Строго приказали судомойке: «Чуть что, бросайся на него, хватай за грудь и кричи… А мы все сбежимся, и…» Хозяйка сжала в мускулистой ручке большие каминные щипцы и свирепо помахала ими в воздухе.

 

Бедная судомойка осталась одна. Высморкалась в похожий на кухонное полотенце платок и решила твердо: чуть-чуть начнется, – бог с ним, с местом! – через весь курорт пулей помчится за мост в местечко к своей старой тетке… Если у куколки-негра голову оторвут, ничего, – в буфете еще три запасные фигурки. А если это вылезет из камина и на нее бросится?

 

«Убегу! Честное слово мое, убегу!..»

 

 

 

 

V. Разговор в «Медном якоре»

 

 

Вдоль канала выстроились в ряд курортные ларьки.

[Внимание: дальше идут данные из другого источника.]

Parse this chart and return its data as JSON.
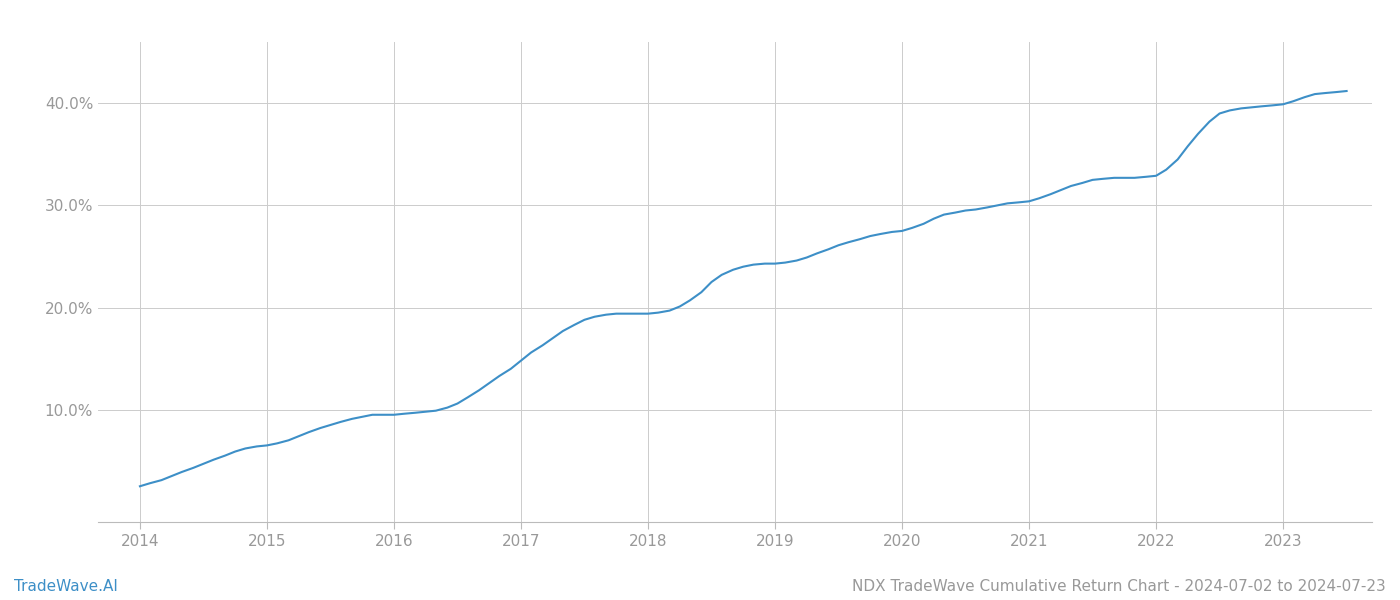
{
  "title": "NDX TradeWave Cumulative Return Chart - 2024-07-02 to 2024-07-23",
  "watermark": "TradeWave.AI",
  "line_color": "#3d8fc7",
  "background_color": "#ffffff",
  "grid_color": "#cccccc",
  "x_years": [
    2014,
    2015,
    2016,
    2017,
    2018,
    2019,
    2020,
    2021,
    2022,
    2023
  ],
  "x_values": [
    2014.0,
    2014.08,
    2014.17,
    2014.25,
    2014.33,
    2014.42,
    2014.5,
    2014.58,
    2014.67,
    2014.75,
    2014.83,
    2014.92,
    2015.0,
    2015.08,
    2015.17,
    2015.25,
    2015.33,
    2015.42,
    2015.5,
    2015.58,
    2015.67,
    2015.75,
    2015.83,
    2015.92,
    2016.0,
    2016.08,
    2016.17,
    2016.25,
    2016.33,
    2016.42,
    2016.5,
    2016.58,
    2016.67,
    2016.75,
    2016.83,
    2016.92,
    2017.0,
    2017.08,
    2017.17,
    2017.25,
    2017.33,
    2017.42,
    2017.5,
    2017.58,
    2017.67,
    2017.75,
    2017.83,
    2017.92,
    2018.0,
    2018.08,
    2018.17,
    2018.25,
    2018.33,
    2018.42,
    2018.5,
    2018.58,
    2018.67,
    2018.75,
    2018.83,
    2018.92,
    2019.0,
    2019.08,
    2019.17,
    2019.25,
    2019.33,
    2019.42,
    2019.5,
    2019.58,
    2019.67,
    2019.75,
    2019.83,
    2019.92,
    2020.0,
    2020.08,
    2020.17,
    2020.25,
    2020.33,
    2020.42,
    2020.5,
    2020.58,
    2020.67,
    2020.75,
    2020.83,
    2020.92,
    2021.0,
    2021.08,
    2021.17,
    2021.25,
    2021.33,
    2021.42,
    2021.5,
    2021.58,
    2021.67,
    2021.75,
    2021.83,
    2021.92,
    2022.0,
    2022.08,
    2022.17,
    2022.25,
    2022.33,
    2022.42,
    2022.5,
    2022.58,
    2022.67,
    2022.75,
    2022.83,
    2022.92,
    2023.0,
    2023.08,
    2023.17,
    2023.25,
    2023.33,
    2023.42,
    2023.5
  ],
  "y_values": [
    2.5,
    2.8,
    3.1,
    3.5,
    3.9,
    4.3,
    4.7,
    5.1,
    5.5,
    5.9,
    6.2,
    6.4,
    6.5,
    6.7,
    7.0,
    7.4,
    7.8,
    8.2,
    8.5,
    8.8,
    9.1,
    9.3,
    9.5,
    9.5,
    9.5,
    9.6,
    9.7,
    9.8,
    9.9,
    10.2,
    10.6,
    11.2,
    11.9,
    12.6,
    13.3,
    14.0,
    14.8,
    15.6,
    16.3,
    17.0,
    17.7,
    18.3,
    18.8,
    19.1,
    19.3,
    19.4,
    19.4,
    19.4,
    19.4,
    19.5,
    19.7,
    20.1,
    20.7,
    21.5,
    22.5,
    23.2,
    23.7,
    24.0,
    24.2,
    24.3,
    24.3,
    24.4,
    24.6,
    24.9,
    25.3,
    25.7,
    26.1,
    26.4,
    26.7,
    27.0,
    27.2,
    27.4,
    27.5,
    27.8,
    28.2,
    28.7,
    29.1,
    29.3,
    29.5,
    29.6,
    29.8,
    30.0,
    30.2,
    30.3,
    30.4,
    30.7,
    31.1,
    31.5,
    31.9,
    32.2,
    32.5,
    32.6,
    32.7,
    32.7,
    32.7,
    32.8,
    32.9,
    33.5,
    34.5,
    35.8,
    37.0,
    38.2,
    39.0,
    39.3,
    39.5,
    39.6,
    39.7,
    39.8,
    39.9,
    40.2,
    40.6,
    40.9,
    41.0,
    41.1,
    41.2
  ],
  "yticks": [
    10.0,
    20.0,
    30.0,
    40.0
  ],
  "ylim": [
    -1,
    46
  ],
  "xlim": [
    2013.67,
    2023.7
  ],
  "title_fontsize": 11,
  "watermark_fontsize": 11,
  "tick_fontsize": 11,
  "tick_color": "#999999",
  "line_width": 1.5
}
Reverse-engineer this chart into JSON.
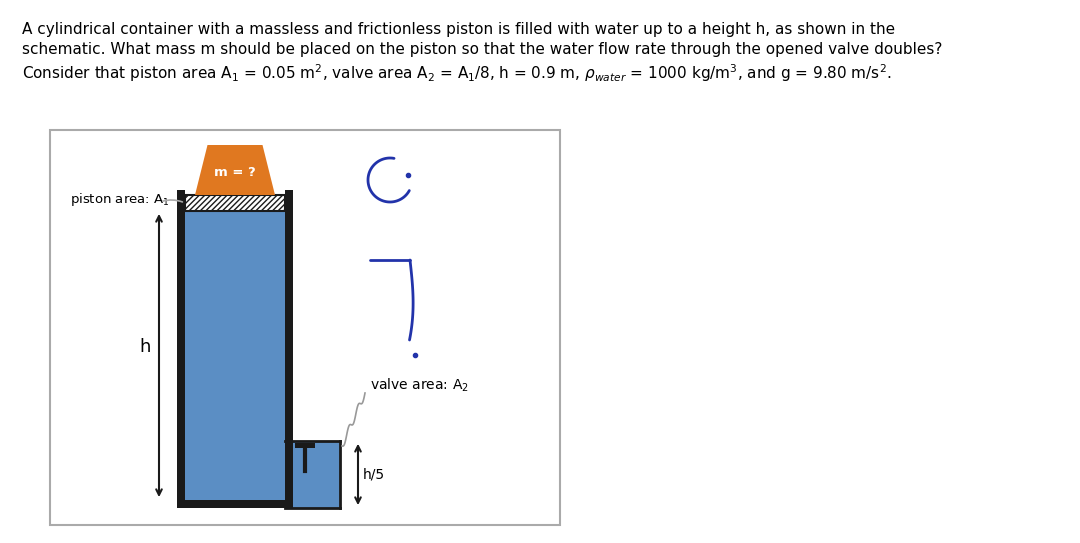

Торговля совсем детская, совсем несерьезная: толстяк кондитер месил на глазах у всех цветную сладкую пасту, растягивал ее, как резиновую колбасу, хлопал о доску, паста блестела, отливала стеклярусом, свисала с прилавка почти до земли; в посудной лавчонке на полках стояли в ряд пестрые фигурки святых, чернильницы капель на пять чернил, перечницы, которые ни за что не хотели стоять прямо, разукрашенные французскими лилиями кошки с светло-зелеными глазами и с кругло раскрытым ртом, куда вставлялись цветочки; лари с океанскими раковинами, по краям оборочки, внутри райский блеск, – ни в одной квартире никуда такую раковину не приткнешь, а гвозди ею заколачивать нельзя, очень хрупка…

 

Мальчишки и девочки и, стыдно сказать, даже взрослые с трубками и без трубок сновали мимо, останавливались у прилавков и при свете вечерних ламп часами любовались пестрым хламом.